After her session, Deleon Guerrero’s left toes were allegedly visibly charred by the heating lamp.
On Feb. 24, 2020, Dotts said that Deleon Guerrero went to the Commonwealth Healthcare Corp. to get the burn checked.
After numerous visits to CHCC, Deleon Guerrero’s post-burn foot ulcer was removed on April 1, 2020. Due to complication of her diabetes, the healing process of her left foot was not successful and sometime in April 2020, the top of her second left toe allegedly fell off by itself.
Partial amputation of her left foot was performed on May 15, 2020.
Deleon Guerrero then had numerous follow-up appointments for her burn injury and amputation from May 2020 to December 2020 at CHCC, but the condition of her left foot did not improve following the amputation, in part due to her diabetes.
On Dec. 29, 2020, the removal of the dead tissue on her left toe was performed, but her left toe did not get better.
On Jan. 7, 2021, an operation was performed to remove her left toe.
On Jan. 12, 2021, the plaintiff was referred to Guam to be seen by a foot specialist.

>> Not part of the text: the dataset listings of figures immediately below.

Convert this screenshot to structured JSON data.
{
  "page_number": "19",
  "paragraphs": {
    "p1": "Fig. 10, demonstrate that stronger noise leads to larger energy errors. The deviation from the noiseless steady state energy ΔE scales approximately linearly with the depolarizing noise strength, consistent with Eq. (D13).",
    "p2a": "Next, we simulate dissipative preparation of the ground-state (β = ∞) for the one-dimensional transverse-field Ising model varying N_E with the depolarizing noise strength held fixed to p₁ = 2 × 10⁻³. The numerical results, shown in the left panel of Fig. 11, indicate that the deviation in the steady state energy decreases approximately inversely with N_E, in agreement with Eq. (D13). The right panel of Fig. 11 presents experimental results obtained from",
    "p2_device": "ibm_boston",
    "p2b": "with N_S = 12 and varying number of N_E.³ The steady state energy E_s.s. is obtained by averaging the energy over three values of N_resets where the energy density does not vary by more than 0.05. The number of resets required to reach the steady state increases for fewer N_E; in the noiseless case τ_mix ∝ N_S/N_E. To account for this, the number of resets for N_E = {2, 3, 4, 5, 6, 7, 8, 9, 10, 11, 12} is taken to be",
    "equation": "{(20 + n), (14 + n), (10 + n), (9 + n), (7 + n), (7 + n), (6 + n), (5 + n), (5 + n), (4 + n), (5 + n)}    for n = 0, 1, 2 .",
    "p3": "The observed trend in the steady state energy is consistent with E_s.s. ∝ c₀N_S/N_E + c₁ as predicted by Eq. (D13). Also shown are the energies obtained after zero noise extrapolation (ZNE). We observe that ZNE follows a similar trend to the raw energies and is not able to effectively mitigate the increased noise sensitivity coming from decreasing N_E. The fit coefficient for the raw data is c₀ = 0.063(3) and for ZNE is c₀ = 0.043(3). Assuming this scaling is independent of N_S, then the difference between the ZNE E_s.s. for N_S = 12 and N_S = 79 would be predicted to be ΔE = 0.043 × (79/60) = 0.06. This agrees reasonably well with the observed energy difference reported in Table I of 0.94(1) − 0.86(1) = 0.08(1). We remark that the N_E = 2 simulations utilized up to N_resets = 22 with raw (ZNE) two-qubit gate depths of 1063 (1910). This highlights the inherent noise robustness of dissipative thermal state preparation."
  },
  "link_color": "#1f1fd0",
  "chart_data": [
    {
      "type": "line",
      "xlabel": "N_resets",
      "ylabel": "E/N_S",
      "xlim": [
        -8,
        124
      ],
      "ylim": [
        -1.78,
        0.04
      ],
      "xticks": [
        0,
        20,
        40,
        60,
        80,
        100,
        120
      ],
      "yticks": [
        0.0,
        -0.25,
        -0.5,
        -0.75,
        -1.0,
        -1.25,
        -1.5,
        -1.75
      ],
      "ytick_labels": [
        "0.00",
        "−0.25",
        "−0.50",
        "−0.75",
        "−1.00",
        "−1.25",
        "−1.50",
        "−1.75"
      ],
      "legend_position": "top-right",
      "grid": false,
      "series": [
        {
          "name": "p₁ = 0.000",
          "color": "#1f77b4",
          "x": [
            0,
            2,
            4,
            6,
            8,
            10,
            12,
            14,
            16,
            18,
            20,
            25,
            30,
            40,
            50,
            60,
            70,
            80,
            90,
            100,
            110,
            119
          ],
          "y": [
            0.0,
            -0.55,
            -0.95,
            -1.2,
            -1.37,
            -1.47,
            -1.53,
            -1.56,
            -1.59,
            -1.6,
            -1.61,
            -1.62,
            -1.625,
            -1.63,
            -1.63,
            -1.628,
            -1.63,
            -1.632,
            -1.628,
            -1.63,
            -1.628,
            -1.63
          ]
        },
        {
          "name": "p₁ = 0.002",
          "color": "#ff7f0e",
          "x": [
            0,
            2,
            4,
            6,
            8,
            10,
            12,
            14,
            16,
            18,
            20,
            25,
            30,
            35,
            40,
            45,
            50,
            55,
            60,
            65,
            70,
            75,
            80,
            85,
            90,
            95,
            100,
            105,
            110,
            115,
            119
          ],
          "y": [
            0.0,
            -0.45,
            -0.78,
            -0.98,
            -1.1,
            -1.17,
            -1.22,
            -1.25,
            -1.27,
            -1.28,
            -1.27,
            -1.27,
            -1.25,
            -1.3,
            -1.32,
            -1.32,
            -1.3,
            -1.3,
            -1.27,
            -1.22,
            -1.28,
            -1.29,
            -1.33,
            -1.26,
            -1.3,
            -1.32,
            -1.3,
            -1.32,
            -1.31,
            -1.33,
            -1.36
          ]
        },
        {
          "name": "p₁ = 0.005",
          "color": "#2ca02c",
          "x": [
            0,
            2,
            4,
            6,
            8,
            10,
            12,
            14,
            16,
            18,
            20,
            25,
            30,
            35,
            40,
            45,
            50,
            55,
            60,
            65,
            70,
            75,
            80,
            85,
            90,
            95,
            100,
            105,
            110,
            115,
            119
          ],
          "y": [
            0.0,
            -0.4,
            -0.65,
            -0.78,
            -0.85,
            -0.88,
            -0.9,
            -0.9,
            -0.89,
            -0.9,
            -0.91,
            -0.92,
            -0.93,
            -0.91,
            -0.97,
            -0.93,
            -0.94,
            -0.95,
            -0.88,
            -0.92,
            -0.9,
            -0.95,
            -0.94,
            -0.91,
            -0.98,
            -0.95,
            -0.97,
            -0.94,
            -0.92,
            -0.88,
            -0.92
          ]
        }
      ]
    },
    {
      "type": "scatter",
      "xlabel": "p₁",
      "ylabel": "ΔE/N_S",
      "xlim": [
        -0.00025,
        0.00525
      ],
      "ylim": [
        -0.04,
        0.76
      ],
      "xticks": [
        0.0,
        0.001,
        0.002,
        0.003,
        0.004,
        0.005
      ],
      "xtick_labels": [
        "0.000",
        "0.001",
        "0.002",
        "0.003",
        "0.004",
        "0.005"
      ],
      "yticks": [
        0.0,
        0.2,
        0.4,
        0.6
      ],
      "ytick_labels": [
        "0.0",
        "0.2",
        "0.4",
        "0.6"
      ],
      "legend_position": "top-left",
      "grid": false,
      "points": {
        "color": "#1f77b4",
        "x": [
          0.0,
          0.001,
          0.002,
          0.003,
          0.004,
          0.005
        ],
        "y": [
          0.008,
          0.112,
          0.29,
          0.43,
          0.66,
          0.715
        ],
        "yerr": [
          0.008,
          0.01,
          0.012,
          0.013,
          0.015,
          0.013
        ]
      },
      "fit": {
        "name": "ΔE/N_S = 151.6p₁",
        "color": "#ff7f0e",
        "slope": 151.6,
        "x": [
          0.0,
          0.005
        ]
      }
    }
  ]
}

Due to a series of problems that allegedly originated from the burn injury she sustained at St. Jude, she went into surgery and her left leg below the knee was amputated in Guam on Feb. 22, 2021.
Dotts alleges that the infection that caused the amputation of Deleon Guerrero’s left leg spread to her right leg, causing her to undergo amputation of her right leg above the knee.
Soon after, due to her wounds not healing property, both of her legs were amputated a second time. The left leg was amputated a second time above the knee, and the right leg was amputated a second time to her mid-thigh.

The CNMI Guma Hustisia or CNMI Judiciary in Susupe.